When Empowerment Disempowers
Claire Yang, Maya Cakmak, Max Kleiman-Weiner
TL;DR
This work investigates whether empowerment as a universal, goal-agnostic objective for assistive AI remains safe when multiple humans interact in the environment. The authors introduce Disempower-Grid, a multi-human gridworld test suite, and compare four objective functions—Empowerment, AvE Proxy, Discrete Choice, and Entropic Choice—within a single-principal multi-human assistance game (SP-MHAG). Across diverse layouts, they find that optimizing for one user’s empowerment systematically disempowers bystanders, revealing a fundamental alignment issue for goal-agnostic AI in multi-agent contexts. Allowing joint empowerment mitigates disempowerment, but at the cost of reduced user reward, suggesting that safety approaches relying solely on empowerment or simple extensions may undermine practical assistance. The results underscore the need for more nuanced objective design that preserves user goals while safeguarding the agency of others in real-world, multi-human environments.
Abstract
Empowerment, a measure of an agent's ability to control its environment, has been proposed as a universal goal-agnostic objective for motivating assistive behavior in AI agents.

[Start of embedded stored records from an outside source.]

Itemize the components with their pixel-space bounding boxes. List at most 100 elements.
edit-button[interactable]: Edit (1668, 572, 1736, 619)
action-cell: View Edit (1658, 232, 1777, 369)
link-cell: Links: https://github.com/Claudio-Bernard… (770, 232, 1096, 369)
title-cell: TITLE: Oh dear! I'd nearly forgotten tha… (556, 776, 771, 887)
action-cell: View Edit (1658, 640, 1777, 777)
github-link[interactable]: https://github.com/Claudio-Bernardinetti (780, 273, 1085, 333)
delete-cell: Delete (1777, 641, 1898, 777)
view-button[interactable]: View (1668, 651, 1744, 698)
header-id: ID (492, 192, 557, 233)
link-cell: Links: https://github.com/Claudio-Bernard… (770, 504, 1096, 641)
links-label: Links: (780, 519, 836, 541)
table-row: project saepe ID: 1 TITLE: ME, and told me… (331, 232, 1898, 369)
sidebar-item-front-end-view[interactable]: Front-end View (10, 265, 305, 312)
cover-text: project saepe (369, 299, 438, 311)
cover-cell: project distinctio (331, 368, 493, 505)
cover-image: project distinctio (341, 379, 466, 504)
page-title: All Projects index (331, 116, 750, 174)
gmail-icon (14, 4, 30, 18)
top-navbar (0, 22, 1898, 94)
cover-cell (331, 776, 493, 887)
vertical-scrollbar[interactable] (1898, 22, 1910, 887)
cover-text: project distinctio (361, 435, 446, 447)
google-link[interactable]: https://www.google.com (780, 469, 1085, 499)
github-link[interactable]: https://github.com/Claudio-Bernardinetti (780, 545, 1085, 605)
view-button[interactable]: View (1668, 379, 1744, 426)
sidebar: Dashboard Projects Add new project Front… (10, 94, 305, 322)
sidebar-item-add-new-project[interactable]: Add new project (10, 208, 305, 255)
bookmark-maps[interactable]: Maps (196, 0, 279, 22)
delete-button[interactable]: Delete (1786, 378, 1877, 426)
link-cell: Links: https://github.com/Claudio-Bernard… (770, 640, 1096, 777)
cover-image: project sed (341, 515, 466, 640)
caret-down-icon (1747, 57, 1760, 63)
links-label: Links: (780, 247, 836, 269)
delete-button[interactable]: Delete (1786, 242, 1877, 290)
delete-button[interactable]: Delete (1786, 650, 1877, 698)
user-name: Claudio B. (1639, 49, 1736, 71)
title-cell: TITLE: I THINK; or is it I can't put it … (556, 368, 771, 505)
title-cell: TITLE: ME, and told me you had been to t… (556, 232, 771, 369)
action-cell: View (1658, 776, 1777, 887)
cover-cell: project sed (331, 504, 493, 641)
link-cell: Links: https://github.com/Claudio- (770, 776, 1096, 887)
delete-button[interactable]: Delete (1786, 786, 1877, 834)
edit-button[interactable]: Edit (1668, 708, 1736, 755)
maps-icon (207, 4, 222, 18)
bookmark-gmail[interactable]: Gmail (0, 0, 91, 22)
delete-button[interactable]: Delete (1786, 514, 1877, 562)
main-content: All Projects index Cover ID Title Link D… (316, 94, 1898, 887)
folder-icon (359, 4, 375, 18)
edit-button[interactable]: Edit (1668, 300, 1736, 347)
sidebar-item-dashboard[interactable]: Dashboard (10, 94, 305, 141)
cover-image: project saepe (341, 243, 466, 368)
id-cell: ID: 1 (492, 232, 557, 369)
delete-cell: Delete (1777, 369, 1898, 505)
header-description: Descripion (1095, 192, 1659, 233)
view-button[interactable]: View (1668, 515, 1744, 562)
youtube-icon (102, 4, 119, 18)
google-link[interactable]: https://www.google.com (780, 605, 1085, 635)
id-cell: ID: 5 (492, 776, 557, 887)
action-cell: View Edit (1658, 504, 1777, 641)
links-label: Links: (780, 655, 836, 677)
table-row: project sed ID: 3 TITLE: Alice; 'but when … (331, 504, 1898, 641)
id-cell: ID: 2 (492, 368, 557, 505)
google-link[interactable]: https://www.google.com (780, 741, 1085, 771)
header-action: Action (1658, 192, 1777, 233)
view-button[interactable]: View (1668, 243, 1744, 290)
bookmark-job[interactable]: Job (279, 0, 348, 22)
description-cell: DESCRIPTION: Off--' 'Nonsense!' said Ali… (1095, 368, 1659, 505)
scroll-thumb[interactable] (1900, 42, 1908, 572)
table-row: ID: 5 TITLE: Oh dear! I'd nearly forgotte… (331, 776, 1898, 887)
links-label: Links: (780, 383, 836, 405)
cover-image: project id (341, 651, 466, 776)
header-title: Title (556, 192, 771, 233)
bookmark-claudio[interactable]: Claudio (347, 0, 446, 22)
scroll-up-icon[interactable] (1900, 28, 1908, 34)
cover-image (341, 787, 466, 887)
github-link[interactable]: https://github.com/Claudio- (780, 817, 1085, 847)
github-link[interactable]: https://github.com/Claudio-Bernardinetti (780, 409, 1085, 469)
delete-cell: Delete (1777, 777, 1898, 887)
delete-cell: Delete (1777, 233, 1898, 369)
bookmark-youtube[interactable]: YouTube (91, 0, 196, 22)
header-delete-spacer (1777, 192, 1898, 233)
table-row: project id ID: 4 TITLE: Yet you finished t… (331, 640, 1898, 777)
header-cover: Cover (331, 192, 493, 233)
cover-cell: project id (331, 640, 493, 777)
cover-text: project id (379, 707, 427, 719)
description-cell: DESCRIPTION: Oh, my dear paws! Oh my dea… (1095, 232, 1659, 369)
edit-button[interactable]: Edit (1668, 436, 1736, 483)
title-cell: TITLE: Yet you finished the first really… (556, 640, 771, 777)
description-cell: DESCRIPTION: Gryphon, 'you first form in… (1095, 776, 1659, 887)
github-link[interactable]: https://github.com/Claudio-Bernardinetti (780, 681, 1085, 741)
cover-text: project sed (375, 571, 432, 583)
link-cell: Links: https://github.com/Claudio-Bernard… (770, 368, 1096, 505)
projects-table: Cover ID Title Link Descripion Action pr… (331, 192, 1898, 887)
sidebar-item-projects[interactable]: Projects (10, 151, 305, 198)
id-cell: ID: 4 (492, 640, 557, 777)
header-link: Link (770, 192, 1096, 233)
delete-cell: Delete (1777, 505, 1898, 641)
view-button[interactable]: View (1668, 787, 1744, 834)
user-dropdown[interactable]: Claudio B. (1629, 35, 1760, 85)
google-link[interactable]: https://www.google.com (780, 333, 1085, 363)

While multi-human settings like homes and hospitals are promising for AI assistance, prior work on empowerment-based assistance assumes that the agent assists one human in isolation. We introduce an open source multi-human gridworld test suite Disempower-Grid. Using Disempower-Grid, we empirically show that assistive RL agents optimizing for one human's empowerment can significantly reduce another human's environmental influence and rewards - a phenomenon we formalize as disempowerment. We characterize when disempowerment occurs in these environments and show that joint empowerment mitigates disempowerment at the cost of the user's reward. Our work reveals a broader challenge for the AI alignment community: goal-agnostic objectives that seem aligned in single-agent settings can become misaligned in multi-agent contexts.